Ms. Anderson, a former president of the Middle East Studies association, attracted criticism for her decision to invite Libya’s strongman, Muammar Gadhafi, to the university in March. Colonel Gadhafi took the opportunity to deliver a lecture on democracy, proclaiming Libya the only democracy “on the whole planet.”

Ms. Anderson sat on the committee convened by Mr. Bollinger in 2005 to investigate students’ charges that professors in Columbia’s Middle East studies department silenced dissent in their classrooms. She signed a letter addressed to Mr. Bollinger that equated the students’ grievances to a “campaign of defamation.”

Mr. de la Garza said Columbia’s provost and vice president are in the process of gathering a committee to choose Ms.
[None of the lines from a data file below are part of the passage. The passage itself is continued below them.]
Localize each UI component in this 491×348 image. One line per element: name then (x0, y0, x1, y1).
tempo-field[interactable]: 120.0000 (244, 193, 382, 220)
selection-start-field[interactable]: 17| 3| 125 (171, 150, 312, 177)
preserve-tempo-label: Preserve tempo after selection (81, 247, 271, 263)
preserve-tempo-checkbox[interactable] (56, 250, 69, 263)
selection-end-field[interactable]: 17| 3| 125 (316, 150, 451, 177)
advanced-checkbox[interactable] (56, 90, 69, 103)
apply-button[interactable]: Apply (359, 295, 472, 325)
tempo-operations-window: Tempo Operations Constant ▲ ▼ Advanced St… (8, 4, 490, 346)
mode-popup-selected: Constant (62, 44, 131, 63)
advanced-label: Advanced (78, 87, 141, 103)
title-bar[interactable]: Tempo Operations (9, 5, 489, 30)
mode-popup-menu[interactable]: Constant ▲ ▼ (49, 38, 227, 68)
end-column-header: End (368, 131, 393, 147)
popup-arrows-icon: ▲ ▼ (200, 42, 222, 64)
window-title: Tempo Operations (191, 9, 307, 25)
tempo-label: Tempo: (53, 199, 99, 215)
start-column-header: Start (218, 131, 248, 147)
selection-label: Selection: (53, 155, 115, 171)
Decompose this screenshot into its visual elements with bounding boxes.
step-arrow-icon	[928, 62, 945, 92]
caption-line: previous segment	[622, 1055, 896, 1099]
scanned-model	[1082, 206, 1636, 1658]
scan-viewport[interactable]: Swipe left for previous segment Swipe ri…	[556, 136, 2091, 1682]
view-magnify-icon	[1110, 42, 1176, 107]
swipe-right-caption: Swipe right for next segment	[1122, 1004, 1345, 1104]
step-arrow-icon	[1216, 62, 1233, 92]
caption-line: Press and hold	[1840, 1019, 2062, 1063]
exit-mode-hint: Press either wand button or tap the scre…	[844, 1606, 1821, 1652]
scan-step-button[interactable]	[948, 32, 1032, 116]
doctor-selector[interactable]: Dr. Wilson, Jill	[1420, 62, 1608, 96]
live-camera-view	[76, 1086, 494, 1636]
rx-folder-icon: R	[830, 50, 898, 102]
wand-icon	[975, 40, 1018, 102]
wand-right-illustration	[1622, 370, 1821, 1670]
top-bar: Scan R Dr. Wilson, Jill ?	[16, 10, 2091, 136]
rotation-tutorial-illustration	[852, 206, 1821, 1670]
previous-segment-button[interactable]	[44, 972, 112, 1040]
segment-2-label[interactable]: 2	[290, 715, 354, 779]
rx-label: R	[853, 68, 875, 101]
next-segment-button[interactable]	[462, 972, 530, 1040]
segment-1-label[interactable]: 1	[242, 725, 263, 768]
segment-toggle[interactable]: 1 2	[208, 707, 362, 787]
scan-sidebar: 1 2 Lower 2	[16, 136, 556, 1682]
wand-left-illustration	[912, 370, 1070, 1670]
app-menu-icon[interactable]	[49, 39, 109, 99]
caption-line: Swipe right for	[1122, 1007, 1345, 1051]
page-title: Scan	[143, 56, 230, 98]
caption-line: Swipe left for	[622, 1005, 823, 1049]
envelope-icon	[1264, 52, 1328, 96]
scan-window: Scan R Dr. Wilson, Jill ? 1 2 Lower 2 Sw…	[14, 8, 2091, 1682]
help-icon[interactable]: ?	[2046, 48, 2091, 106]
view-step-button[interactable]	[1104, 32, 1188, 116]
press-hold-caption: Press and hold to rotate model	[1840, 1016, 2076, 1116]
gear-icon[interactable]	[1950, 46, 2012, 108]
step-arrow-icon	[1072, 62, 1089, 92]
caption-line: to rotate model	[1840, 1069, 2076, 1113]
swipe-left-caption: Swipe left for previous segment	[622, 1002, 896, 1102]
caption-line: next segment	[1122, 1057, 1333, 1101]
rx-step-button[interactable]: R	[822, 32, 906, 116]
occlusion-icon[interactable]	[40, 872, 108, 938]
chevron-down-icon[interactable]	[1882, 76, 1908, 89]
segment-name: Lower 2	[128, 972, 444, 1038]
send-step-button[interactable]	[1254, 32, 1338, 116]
Anderson’s successor. Columbia’s provost, Alan Brinkley, is out of the country and could not be reached for comment. A SIPA professor who asked not to be identified said that considering the importance of SIPA to the university, the committee will look to appoint somebody with a very high profile.

Ms. Anderson’s future plans are unclear. Professors who work closely with her have speculated that she may return to her chair at Columbia and resume teaching, take time off, or look to become president of a small college.